Ces confréries ont pour but premier l’entraide ; celle d’Épernay, par exemple, fondée en 1865, s’intitule Société de secours mutuels de Saint-Vincent. En outre, elles honorent le saint patron des vignerons, organisent et animent la Fête de la Saint-Vincent dans le cadre de la communauté vigneronne locale et rendent les derniers devoirs à ceux qui sont rappelés à Dieu.
Quelques confréries ont en outre entrepris de jouer un rôle de propagande, à l’occasion de la Saint-Vincent notamment, au profit de la commercialisation du champagne et des coteaux champenois du cru. Elles sont en très petit nombre car en Champagne la fête du saint se célèbre essentiellement au sein de la famille vigneronne, mais leurs activités sont parfois importantes comme à Ambonnay, où la Saint-Vincent a certaines années drainé un public considérable, ou dans l’Aube, où la confrérie du Bar-sur-Aubois reçoit à Colombé-le-Sec dans le beau cellier gothique qu’y possédait l’abbaye de Clairvaux et gère par ailleurs, après l’avoir mis sur pied, le chalet de dégustation de Bar-sur-Aube dont il a été parlé précédemment.
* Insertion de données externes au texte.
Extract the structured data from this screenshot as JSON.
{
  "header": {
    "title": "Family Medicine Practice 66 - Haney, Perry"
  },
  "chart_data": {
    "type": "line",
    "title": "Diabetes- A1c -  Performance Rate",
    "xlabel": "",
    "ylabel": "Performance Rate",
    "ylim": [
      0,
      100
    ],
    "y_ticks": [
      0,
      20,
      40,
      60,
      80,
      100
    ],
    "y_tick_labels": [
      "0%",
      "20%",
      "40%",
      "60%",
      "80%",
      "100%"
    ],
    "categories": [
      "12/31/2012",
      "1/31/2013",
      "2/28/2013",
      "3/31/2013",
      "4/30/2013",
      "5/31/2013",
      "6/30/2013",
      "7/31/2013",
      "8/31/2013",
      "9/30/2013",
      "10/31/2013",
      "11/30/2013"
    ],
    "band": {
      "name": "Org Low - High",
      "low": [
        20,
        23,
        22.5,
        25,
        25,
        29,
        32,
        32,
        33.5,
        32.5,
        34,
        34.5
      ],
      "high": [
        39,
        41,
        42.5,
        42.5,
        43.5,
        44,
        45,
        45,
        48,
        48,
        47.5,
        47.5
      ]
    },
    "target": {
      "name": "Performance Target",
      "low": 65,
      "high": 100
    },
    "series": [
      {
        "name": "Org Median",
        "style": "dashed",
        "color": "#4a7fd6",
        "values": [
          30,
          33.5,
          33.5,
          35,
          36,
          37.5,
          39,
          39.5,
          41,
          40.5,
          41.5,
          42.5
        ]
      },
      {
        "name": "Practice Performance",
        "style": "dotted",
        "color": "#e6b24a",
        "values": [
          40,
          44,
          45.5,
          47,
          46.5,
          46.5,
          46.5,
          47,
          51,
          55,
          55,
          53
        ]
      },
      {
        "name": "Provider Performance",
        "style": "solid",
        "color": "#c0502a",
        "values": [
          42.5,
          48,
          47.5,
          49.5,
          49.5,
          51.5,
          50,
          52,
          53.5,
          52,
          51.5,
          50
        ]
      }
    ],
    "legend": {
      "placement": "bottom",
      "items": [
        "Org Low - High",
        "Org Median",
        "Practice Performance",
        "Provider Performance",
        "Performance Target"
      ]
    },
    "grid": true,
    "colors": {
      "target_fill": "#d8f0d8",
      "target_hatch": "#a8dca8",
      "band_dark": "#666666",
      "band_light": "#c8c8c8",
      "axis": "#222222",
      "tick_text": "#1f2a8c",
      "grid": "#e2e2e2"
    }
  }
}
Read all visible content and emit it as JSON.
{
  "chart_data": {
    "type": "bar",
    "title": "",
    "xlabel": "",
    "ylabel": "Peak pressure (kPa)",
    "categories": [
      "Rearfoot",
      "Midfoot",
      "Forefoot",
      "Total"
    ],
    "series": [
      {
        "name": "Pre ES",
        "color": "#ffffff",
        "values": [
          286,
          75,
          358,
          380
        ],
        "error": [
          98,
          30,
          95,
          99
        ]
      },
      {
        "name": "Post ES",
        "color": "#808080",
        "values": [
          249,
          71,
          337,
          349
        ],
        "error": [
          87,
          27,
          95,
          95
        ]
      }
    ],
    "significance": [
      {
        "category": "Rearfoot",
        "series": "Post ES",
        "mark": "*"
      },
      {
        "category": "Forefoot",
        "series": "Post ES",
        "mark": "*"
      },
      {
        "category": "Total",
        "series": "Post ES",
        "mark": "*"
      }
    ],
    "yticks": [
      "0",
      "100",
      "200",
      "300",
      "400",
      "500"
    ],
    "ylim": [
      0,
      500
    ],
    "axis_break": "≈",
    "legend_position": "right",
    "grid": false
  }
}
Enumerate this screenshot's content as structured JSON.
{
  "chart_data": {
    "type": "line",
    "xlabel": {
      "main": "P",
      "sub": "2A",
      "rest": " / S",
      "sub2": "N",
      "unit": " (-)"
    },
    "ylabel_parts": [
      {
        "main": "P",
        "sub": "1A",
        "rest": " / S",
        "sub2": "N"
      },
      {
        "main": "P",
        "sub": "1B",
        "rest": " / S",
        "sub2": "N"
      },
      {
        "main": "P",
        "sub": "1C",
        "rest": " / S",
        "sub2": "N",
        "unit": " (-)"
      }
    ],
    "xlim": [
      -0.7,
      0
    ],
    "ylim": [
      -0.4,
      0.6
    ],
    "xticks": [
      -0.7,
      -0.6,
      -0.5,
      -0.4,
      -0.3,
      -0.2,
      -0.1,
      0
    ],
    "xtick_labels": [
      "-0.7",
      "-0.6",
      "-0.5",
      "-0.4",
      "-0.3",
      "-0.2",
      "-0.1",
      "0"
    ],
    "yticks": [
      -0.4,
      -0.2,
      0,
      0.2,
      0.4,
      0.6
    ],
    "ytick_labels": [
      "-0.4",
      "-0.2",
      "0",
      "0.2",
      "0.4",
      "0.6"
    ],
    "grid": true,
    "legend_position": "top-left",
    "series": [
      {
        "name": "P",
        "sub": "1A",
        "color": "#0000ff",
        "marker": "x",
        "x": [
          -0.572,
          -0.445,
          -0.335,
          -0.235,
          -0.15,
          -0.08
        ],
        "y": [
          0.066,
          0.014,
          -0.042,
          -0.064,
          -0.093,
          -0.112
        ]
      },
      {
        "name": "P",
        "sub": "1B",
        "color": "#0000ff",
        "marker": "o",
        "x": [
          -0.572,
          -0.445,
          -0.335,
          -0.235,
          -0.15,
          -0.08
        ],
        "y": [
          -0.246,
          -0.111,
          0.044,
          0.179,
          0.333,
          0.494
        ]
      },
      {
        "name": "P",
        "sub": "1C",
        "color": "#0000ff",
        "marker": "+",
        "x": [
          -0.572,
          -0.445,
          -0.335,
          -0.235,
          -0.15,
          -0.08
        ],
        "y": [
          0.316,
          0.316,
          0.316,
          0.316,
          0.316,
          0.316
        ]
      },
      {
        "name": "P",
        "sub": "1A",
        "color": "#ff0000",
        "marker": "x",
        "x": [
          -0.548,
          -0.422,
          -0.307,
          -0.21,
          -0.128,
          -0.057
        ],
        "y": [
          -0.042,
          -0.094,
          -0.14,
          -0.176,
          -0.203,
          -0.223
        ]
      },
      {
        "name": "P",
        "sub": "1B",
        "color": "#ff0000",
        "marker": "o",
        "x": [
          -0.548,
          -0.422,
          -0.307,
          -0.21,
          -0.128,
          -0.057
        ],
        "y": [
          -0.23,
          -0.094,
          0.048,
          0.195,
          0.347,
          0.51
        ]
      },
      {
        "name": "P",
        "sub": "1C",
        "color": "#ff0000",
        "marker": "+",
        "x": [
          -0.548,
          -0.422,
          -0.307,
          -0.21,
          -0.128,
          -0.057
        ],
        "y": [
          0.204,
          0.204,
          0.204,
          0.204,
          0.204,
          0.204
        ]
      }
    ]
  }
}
L’emblème de la confrérie est en général le bâton de Saint-Vincent, communément appelé le bâton, longue pièce de bois de section circulaire terminée à une extrémité par la statue du saint, parfois encadrée de palmes plus ou moins stylisées, et fréquemment surmontée d’une couronne ou d’un dais. Certains de ces bâtons sont des chefs-d’œuvre d’art populaire. Selon les confréries, le bâton de Saint-Vincent, parfois remplacé par une statue du saint, est conservé à l’église paroissiale ou détenu pour une année par un confrère, volontaire pour prendre à sa charge les frais de la manifestation de l’année suivante. Le jour de la fête du saint, celui qui a gardé le bâton devient le rendant, alors qu’une année plus tôt il était le prenant, et il est d’usage que le rendant et le nouveau prenant offrent le champagne aux membres de la confrérie.
[1] HURAULT (Abbé). Saint Vincent, martyr, patron des vignerons. Châlons-sur-Marne, 1910.
[2] ROYER (Claude). Les Vignerons. usages et mentalités des pays de vignobles. Paris, 1980.
[3] BALZAC. La Maison Nuncingen.
[4] MOREAU-BÉRILLON (C.). Au pays du Champagne. Le Vignoble. Le vin. Reims, 1922.